ISEF | Projects Database | Finalist Abstract

Back to Search Results | Print PDF

Cross-Modal Text-Image Retrieval Algorithm Based on Model Transfer Learning

Booth Id:
ROBO014

Category:
Robotics and Intelligent Machines

Year:
2019

Finalist Names:
Li, Muyao (School: Chengdu No. 7 High School)

Abstract:
Purpose: The application of deep learning in cross-modal retrieval can produce good results. However, the training of deep neural networks often relies on large-scale labeled dataset. It is more difficult to collect large-scale visual and text pair dataset. In this project, we propose a cross-modal text-image retrieval algorithm based on model transfer learning, which can solve the limited dataset problem to a certain degree, and the application of text-image retrieval for flowers and birds datasets is implemented. Procedure: Specially, we add two full-connection layers and a classification layer for model transferring behind the bottleneck layer of the pretrained GoogLeNet. The simple yet effective feature extractive model can extract visual features accurately, even in the case of few training samples.
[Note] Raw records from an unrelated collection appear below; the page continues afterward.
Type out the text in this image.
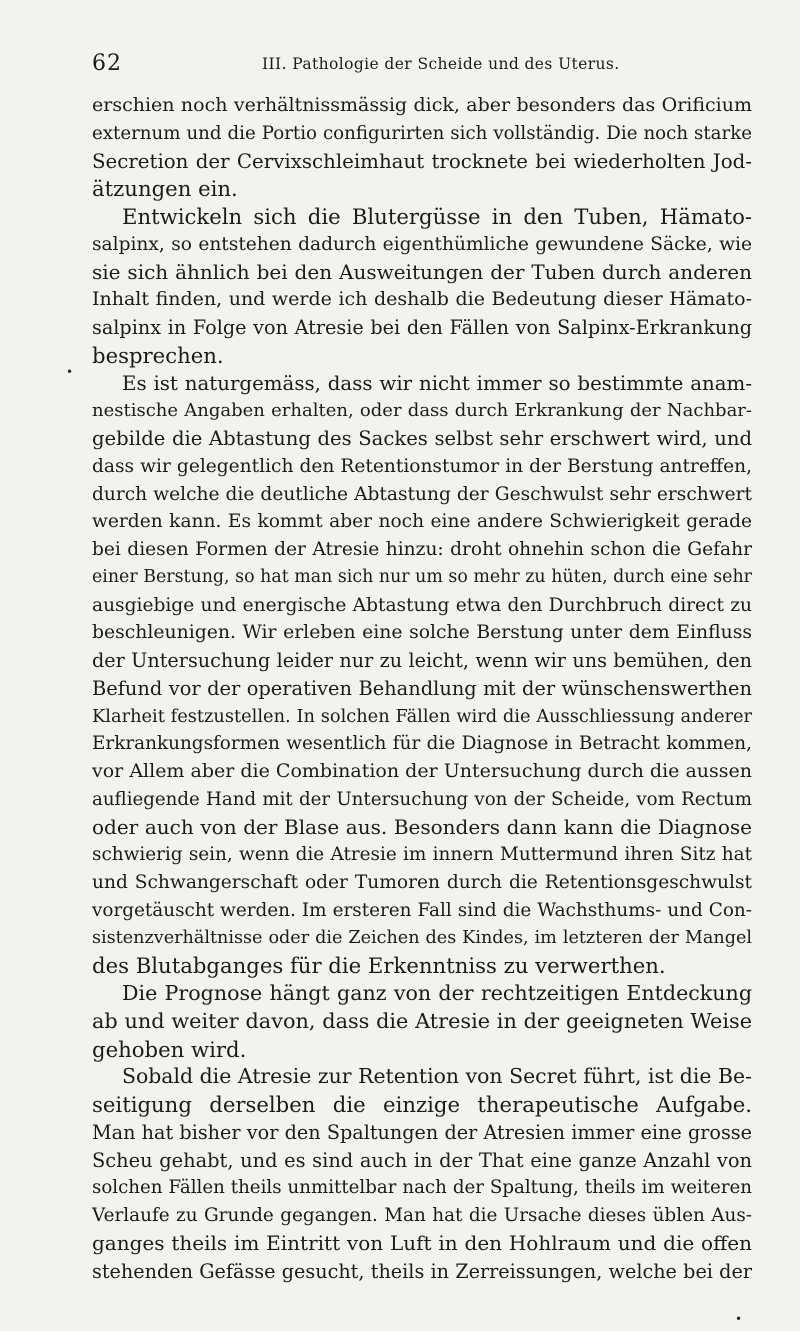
62	III. Pathologie der Scheide und des Uterus.
erschien noch verhältnissmässig dick, aber besonders das Orificium
externum und die Portio configurirten sich vollständig. Die noch starke
Secretion der Cervixschleimhaut trocknete bei wiederholten Jod-
ätzungen ein.
Entwickeln sich die Blutergüsse in den Tuben, Hämato-
salpinx, so entstehen dadurch eigenthümliche gewundene Säcke, wie
sie sich ähnlich bei den Ausweitungen der Tuben durch anderen
Inhalt finden, und werde ich deshalb die Bedeutung dieser Hämato-
salpinx in Folge von Atresie bei den Fällen von Salpinx-Erkrankung
besprechen.
Es ist naturgemäss, dass wir nicht immer so bestimmte anam-
nestische Angaben erhalten, oder dass durch Erkrankung der Nachbar-
gebilde die Abtastung des Sackes selbst sehr erschwert wird, und
dass wir gelegentlich den Retentionstumor in der Berstung antreffen,
durch welche die deutliche Abtastung der Geschwulst sehr erschwert
werden kann. Es kommt aber noch eine andere Schwierigkeit gerade
bei diesen Formen der Atresie hinzu: droht ohnehin schon die Gefahr
einer Berstung, so hat man sich nur um so mehr zu hüten, durch eine sehr
ausgiebige und energische Abtastung etwa den Durchbruch direct zu
beschleunigen. Wir erleben eine solche Berstung unter dem Einfluss
der Untersuchung leider nur zu leicht, wenn wir uns bemühen, den
Befund vor der operativen Behandlung mit der wünschenswerthen
Klarheit festzustellen. In solchen Fällen wird die Ausschliessung anderer
Erkrankungsformen wesentlich für die Diagnose in Betracht kommen,
vor Allem aber die Combination der Untersuchung durch die aussen
aufliegende Hand mit der Untersuchung von der Scheide, vom Rectum
oder auch von der Blase aus. Besonders dann kann die Diagnose
schwierig sein, wenn die Atresie im innern Muttermund ihren Sitz hat
und Schwangerschaft oder Tumoren durch die Retentionsgeschwulst
vorgetäuscht werden. Im ersteren Fall sind die Wachsthums- und Con-
sistenzverhältnisse oder die Zeichen des Kindes, im letzteren der Mangel
des Blutabganges für die Erkenntniss zu verwerthen.
Die Prognose hängt ganz von der rechtzeitigen Entdeckung
ab und weiter davon, dass die Atresie in der geeigneten Weise
gehoben wird.
Sobald die Atresie zur Retention von Secret führt, ist die Be-
seitigung derselben die einzige therapeutische Aufgabe.
Man hat bisher vor den Spaltungen der Atresien immer eine grosse
Scheu gehabt, und es sind auch in der That eine ganze Anzahl von
solchen Fällen theils unmittelbar nach der Spaltung, theils im weiteren
Verlaufe zu Grunde gegangen. Man hat die Ursache dieses üblen Aus-
ganges theils im Eintritt von Luft in den Hohlraum und die offen
stehenden Gefässe gesucht, theils in Zerreissungen, welche bei der
•
•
Additionally, we use the simple and fast CharCNN model for textual features extraction. After projecting visual and textual feature vectors into the Hilbert space, we use the cosine similarity based on the simple-triplet-loss as the objective function to train our mapping function. Results: We use the public datasets of Caltech-UCSD Birds 200-2011 and Oxford-102 to test our model. The average retrieval precision of text-based image retrieval and image-based text retrieval on these two datasets reached 92.2% and 92.3%, respectively. Conclusions: The experimental results show that the proposed method can achieve text-image retrieval on small-scale datasets, and can better implement the application of cross-modal text-image retrieval for flowers and birds.